Le décor métropolitain comme théâtre de nouvelles expériences urbaines : revisite d’une utopie de la société post-moderne Nora ITRI / 07.01.19 Le développement récent de lieux, dits alternatifs mais que l’on retrouve sous différents termes : lieux intermédiaires, tiers-lieux ou friches culturelles, dans les grandes métropoles européennes au cours de ces 20 dernières années a révélé une nouvelle vision de la pratique et de la conception de l’urbain. De l’Ecosystème Darwin à Bordeaux au LxFactory à Lisbonne, en passant par le Matadero de Madrid, ces centres associatifs et culturels nichés au sein d’anciens ensembles industriels sont le symbole d'une nouvelle vision du développement urbain de ces délaissés, situés dans les quartiers de friches de nos grandes métropoles. On peut se demander pourquoi ces lieux sont aujourd’hui si emblématiques à la fois de la condition de leur ville, métropoles européennes, et d’une nouvelle façon d’y participer. Que nous disent ces espaces qui semblent parler de la même chose, à savoir qu’ils proposent au départ de toute initiative : un lieu délaissé mais pas sans histoire dans un « décor métropolitain », révélant des pratiques partagées où le citoyen peut alors être acteur du processus de création urbaine.

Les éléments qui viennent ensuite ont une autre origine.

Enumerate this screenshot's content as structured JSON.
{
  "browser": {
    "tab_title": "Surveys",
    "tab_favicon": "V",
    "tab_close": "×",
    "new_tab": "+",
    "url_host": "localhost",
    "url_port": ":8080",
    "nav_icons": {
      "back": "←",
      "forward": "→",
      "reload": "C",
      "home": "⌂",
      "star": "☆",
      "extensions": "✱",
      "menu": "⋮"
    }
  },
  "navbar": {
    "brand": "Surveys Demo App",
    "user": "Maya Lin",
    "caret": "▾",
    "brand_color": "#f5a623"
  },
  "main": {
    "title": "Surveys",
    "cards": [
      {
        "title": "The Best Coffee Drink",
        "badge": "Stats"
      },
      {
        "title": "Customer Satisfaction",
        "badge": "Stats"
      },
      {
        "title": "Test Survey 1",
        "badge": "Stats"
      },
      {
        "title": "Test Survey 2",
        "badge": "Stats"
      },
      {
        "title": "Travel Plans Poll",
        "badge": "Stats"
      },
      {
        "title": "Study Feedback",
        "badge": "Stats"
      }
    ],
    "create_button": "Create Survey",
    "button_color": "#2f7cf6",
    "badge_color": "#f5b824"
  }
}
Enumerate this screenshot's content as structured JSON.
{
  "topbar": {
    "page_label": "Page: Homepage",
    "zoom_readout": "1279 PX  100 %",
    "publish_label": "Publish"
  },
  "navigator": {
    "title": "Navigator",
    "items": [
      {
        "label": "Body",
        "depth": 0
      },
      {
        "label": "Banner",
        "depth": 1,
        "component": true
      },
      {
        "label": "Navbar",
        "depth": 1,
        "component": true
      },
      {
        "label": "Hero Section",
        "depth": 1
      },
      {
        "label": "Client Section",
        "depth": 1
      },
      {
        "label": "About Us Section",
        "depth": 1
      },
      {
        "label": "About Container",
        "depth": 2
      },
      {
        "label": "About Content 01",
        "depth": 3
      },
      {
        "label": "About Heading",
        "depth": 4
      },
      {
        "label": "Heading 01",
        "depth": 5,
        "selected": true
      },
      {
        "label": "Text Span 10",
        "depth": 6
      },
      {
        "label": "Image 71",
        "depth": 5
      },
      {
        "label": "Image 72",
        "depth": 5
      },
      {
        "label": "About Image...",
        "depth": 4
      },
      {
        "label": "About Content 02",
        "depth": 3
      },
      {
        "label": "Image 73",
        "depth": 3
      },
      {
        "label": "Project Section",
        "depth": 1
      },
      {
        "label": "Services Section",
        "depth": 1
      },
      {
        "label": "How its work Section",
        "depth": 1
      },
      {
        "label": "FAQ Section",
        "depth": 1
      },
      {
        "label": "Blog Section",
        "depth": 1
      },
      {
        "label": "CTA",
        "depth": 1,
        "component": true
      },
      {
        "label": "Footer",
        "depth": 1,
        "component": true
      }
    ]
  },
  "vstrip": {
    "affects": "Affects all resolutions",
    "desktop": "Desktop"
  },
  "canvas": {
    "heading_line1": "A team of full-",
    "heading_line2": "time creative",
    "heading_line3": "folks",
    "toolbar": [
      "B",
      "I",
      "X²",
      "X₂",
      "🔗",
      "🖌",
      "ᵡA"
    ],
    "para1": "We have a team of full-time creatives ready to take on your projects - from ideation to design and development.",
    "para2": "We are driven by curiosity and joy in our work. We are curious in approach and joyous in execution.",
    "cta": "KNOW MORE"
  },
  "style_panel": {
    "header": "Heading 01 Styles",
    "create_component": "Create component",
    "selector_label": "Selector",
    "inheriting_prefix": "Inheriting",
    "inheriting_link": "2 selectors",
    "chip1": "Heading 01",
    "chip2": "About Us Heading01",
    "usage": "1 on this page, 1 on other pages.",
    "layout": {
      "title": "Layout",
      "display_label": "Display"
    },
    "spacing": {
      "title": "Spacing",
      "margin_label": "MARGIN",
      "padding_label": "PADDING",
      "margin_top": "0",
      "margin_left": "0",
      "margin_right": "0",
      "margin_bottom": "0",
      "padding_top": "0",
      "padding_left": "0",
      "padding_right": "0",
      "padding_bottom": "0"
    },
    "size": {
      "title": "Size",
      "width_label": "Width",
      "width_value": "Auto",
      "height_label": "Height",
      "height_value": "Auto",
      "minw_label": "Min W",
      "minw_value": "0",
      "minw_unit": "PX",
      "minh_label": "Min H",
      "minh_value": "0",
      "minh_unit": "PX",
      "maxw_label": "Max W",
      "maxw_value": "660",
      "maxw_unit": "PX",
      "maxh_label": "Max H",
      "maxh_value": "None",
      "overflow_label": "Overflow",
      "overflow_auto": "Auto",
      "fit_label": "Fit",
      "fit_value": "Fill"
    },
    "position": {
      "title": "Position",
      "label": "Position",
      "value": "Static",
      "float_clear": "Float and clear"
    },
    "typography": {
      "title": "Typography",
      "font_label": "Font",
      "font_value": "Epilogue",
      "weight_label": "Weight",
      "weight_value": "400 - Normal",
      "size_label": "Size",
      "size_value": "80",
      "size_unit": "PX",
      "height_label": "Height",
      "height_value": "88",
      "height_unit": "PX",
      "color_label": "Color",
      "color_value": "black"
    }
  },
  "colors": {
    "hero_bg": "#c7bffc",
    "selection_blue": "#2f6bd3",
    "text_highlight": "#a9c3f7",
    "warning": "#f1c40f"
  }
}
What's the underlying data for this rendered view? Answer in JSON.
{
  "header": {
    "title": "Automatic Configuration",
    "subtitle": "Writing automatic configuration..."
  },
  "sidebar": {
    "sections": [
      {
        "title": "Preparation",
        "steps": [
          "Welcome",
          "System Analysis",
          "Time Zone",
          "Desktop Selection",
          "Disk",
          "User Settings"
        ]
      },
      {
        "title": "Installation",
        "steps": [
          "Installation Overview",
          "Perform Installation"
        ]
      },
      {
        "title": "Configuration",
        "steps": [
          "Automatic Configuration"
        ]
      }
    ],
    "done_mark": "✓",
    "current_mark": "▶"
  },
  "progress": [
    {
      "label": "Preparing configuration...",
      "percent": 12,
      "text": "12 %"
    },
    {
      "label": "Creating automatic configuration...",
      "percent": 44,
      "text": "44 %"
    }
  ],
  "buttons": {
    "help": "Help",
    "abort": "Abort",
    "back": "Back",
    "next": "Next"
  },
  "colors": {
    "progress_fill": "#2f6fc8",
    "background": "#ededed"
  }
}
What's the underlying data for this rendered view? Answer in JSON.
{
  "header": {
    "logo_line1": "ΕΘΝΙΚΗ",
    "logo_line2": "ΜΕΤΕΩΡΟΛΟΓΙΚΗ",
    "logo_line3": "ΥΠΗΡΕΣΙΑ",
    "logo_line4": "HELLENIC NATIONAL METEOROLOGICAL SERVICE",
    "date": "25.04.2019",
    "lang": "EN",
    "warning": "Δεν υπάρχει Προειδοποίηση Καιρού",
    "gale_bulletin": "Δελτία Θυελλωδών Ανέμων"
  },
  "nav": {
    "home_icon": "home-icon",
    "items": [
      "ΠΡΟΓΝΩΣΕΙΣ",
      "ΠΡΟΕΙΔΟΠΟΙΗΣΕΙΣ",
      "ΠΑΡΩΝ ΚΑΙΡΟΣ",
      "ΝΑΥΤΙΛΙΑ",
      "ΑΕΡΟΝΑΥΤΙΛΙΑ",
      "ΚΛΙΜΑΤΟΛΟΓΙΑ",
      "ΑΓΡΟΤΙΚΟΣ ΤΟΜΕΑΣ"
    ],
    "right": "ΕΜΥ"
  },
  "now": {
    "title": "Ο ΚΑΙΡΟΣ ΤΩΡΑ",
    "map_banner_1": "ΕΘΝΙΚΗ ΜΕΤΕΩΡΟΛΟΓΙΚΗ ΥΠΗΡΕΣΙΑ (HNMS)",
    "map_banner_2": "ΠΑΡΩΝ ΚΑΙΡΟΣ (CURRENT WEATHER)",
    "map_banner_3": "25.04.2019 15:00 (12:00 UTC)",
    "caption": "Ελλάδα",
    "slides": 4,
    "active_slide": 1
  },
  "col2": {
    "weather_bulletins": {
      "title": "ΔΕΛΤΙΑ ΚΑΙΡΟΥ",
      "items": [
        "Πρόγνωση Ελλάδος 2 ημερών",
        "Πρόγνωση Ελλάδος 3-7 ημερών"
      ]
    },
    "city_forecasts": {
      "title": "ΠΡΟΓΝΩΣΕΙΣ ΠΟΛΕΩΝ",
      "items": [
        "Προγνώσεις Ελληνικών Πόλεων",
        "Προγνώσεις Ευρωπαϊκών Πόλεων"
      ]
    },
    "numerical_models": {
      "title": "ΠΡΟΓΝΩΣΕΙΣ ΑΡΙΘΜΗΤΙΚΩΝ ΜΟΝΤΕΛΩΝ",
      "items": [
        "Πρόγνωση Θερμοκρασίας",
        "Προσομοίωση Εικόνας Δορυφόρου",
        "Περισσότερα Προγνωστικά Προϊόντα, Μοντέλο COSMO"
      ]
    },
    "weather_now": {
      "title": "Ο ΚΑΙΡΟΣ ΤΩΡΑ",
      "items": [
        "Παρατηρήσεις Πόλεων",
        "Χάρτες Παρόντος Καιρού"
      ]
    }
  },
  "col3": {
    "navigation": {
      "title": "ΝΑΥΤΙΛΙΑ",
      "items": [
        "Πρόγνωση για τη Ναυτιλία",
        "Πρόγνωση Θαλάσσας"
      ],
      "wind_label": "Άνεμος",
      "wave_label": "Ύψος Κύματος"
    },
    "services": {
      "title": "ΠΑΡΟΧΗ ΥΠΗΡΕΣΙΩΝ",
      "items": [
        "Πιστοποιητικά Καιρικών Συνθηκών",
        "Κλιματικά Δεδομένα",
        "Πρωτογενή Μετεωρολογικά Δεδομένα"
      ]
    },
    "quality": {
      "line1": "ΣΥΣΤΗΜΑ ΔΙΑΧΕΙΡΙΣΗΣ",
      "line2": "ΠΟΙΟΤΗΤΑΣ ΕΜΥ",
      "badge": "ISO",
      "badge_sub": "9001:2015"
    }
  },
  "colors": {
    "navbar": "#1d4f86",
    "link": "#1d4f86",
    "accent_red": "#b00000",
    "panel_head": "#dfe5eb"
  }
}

La situation particulière de ces tiers-lieux permet de ré-examiner certaines théories de l’urbain qui ont permis de mettre en lumière le rôle du citoyen, de l’habitant, de l’humain qui habite et vit ces lieux. Il parait intéressant de replonger dans les théories critiques de l’urbanisme fonctionnaliste, encore à l’oeuvre aujourd’hui, afin de remettre en lumière les apports du mouvement de l’Internationale Situationniste (1956) qui s’attachent à défendre la possibilité de l’existence d’une société façonnée par l’expérience humaine mais aussi ceux du théoricien Henri Lefebvre (1968), qui dénoncent la suprématie d’un urbanisme marchand. En partant du postulat que ces centres urbains alternatifs sont aussi des micro laboratoires de l’urbain, voyons ce que ces petits morceaux de villes en éprouvette révèlent de la façon de faire la ville en ce début de XXIe siècle.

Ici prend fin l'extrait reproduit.